Hydraulic transient-aware day-ahead dispatch of hydro-wind-solar hybrid energy system

Hydro-wind-solar hybrid energy system (HWSHES) plays a key role in coping with uncertain wind and solar power. However, the dynamic hydraulic transient characteristics of hydropower units (e.g. water hammer effects) are often overlooked in short-term dispatch studies. Ignoring these critical phenomena could lead to operational instability and accelerated equipment wear, particularly during the coordinated operation of hydro, wind, and solar resources. To bridge this gap, this study proposes a hydraulic transient-aware day-ahead dispatch strategy that synergizes hydraulic transient characteristics into the day-ahead dispatch process via a data-driven surrogate model-based approach. This strategy consists of two stages: (1) offline training: A refined hydraulic transient simulation model is developed using an improved transfer function method. A radial basis function (RBF) neural network is then trained as a surrogate model to approximate the nonlinear relationship between power regulation and hydraulic transient characteristics of hydropower units; (2) online optimization: A dynamic constraint-updating heuristic method is proposed to solve the resulting nonlinear closed-loop optimization problem efficiently. The proposed dispatch strategy is validated through a case study of the Ludila hydropower station-dominated HWSHES in China.
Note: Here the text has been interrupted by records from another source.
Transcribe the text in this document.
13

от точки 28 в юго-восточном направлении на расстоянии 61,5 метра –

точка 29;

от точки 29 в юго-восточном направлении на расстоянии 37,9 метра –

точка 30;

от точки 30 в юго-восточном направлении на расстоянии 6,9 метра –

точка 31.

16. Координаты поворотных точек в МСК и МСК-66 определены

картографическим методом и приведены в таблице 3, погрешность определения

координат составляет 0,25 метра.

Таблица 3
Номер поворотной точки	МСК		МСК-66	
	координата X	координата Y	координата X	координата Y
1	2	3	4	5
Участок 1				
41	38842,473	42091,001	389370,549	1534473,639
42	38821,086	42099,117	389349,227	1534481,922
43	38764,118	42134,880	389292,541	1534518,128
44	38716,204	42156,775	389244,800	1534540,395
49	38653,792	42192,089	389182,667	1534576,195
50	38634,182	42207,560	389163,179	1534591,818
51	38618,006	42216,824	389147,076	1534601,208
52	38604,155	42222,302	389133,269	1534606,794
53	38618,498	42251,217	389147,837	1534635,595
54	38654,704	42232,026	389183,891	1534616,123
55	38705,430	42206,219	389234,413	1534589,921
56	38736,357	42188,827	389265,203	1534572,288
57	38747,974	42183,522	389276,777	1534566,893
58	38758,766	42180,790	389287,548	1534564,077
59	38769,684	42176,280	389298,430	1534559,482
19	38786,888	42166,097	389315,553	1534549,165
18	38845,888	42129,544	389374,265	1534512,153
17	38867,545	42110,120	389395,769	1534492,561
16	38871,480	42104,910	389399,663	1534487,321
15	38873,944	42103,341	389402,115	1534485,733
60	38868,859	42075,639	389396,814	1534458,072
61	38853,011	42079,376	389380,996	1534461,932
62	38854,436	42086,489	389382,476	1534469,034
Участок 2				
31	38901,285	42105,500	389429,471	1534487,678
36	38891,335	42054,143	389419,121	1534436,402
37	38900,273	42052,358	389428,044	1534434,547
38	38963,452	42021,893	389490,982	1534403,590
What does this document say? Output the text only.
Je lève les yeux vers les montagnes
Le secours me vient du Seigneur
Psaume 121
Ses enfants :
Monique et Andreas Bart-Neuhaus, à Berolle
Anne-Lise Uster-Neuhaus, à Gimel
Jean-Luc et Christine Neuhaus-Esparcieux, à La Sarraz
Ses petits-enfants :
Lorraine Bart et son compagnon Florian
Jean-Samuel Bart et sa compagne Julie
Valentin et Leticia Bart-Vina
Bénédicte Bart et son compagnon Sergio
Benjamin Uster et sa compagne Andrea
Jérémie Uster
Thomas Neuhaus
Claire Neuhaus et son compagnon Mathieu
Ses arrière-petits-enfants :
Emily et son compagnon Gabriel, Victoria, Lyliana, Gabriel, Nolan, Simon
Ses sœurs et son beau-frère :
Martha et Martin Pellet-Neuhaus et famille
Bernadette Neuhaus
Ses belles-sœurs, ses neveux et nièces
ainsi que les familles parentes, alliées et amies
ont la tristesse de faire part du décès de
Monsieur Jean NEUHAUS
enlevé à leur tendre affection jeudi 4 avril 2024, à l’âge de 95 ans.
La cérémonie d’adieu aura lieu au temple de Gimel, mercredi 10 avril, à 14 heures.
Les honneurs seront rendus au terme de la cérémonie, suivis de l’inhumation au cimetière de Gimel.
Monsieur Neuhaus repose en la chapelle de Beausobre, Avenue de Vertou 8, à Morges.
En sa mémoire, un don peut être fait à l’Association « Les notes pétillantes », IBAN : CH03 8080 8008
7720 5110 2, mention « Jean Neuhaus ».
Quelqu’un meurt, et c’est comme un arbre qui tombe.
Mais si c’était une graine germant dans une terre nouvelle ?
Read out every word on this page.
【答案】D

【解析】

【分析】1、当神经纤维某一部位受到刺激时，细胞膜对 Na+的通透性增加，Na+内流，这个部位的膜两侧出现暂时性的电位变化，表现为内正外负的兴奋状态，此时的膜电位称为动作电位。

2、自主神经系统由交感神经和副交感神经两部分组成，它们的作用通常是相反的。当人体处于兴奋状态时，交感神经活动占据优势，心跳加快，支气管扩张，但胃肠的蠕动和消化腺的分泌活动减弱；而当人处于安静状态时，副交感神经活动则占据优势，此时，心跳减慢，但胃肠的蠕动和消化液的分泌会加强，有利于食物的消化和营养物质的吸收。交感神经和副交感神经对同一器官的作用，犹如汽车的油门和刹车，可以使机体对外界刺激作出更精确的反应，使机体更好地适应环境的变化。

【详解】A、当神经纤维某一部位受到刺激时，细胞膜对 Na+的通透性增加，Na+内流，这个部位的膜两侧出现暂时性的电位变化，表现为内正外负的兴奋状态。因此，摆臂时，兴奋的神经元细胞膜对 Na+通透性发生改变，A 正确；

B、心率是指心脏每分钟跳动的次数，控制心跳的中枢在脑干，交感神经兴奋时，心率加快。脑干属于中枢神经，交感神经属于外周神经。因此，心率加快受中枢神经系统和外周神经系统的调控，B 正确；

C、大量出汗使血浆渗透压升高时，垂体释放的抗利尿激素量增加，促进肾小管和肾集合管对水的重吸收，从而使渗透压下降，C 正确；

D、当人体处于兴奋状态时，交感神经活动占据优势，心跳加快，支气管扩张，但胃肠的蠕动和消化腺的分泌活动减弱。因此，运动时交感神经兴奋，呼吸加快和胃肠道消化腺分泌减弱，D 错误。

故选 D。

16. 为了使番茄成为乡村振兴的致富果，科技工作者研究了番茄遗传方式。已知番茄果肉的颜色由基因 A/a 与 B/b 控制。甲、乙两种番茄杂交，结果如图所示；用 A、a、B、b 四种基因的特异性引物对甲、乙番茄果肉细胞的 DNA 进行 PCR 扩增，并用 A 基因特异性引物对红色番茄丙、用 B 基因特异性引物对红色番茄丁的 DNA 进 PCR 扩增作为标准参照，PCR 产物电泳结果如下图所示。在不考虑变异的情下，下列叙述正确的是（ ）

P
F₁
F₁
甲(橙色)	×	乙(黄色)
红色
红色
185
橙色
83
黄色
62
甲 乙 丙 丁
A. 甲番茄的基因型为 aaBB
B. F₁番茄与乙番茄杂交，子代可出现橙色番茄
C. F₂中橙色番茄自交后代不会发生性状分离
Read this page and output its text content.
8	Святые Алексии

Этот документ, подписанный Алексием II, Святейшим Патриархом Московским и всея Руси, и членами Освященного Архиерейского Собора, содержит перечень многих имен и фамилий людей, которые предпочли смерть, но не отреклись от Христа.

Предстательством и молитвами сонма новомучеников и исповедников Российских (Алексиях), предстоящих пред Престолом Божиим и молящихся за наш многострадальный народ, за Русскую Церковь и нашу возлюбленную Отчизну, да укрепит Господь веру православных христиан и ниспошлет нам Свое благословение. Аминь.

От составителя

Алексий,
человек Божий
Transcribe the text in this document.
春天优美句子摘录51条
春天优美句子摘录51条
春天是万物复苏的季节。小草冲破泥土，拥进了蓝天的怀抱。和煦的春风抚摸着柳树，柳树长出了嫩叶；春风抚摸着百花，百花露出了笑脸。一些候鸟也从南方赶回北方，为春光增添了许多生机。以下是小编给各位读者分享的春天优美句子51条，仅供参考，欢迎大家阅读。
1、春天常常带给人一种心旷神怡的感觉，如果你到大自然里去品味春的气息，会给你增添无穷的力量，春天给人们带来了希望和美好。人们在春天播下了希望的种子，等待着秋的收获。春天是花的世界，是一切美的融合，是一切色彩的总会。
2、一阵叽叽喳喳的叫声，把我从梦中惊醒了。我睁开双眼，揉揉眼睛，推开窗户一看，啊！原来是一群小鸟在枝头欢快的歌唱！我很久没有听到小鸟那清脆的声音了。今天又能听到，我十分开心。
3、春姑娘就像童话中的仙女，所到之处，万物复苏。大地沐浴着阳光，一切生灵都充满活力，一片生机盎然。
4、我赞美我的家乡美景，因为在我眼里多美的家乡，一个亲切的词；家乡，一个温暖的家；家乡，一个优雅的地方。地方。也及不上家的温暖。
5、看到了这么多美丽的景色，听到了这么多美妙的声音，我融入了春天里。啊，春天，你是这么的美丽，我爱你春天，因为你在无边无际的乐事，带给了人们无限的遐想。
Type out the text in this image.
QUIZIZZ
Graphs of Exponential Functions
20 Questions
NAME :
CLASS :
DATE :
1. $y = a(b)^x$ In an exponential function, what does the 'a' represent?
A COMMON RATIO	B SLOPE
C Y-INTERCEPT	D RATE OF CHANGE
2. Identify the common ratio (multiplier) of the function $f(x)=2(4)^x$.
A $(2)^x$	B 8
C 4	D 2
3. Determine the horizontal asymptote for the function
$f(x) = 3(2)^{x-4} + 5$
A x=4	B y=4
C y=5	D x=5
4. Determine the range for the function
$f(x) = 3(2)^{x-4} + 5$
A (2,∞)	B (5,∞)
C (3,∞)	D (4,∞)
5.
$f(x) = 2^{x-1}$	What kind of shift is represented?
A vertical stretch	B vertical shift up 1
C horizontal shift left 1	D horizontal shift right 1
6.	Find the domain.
Results show that (1) the surrogate model achieves high accuracy (RMSE = 0.1882, R2 = 0.9684), effectively capturing hydraulic transient characteristics and serving as a reliable alternative to time-domain simulation-based model; (2) compared to the general short-term dispatch strategy that ignores hydraulic transient characteristics, the proposed strategy enhances the hydraulic transient performance of HWSHES by an average of 23.93 %, with only a 0.72 % increase in water consumption across four seasons.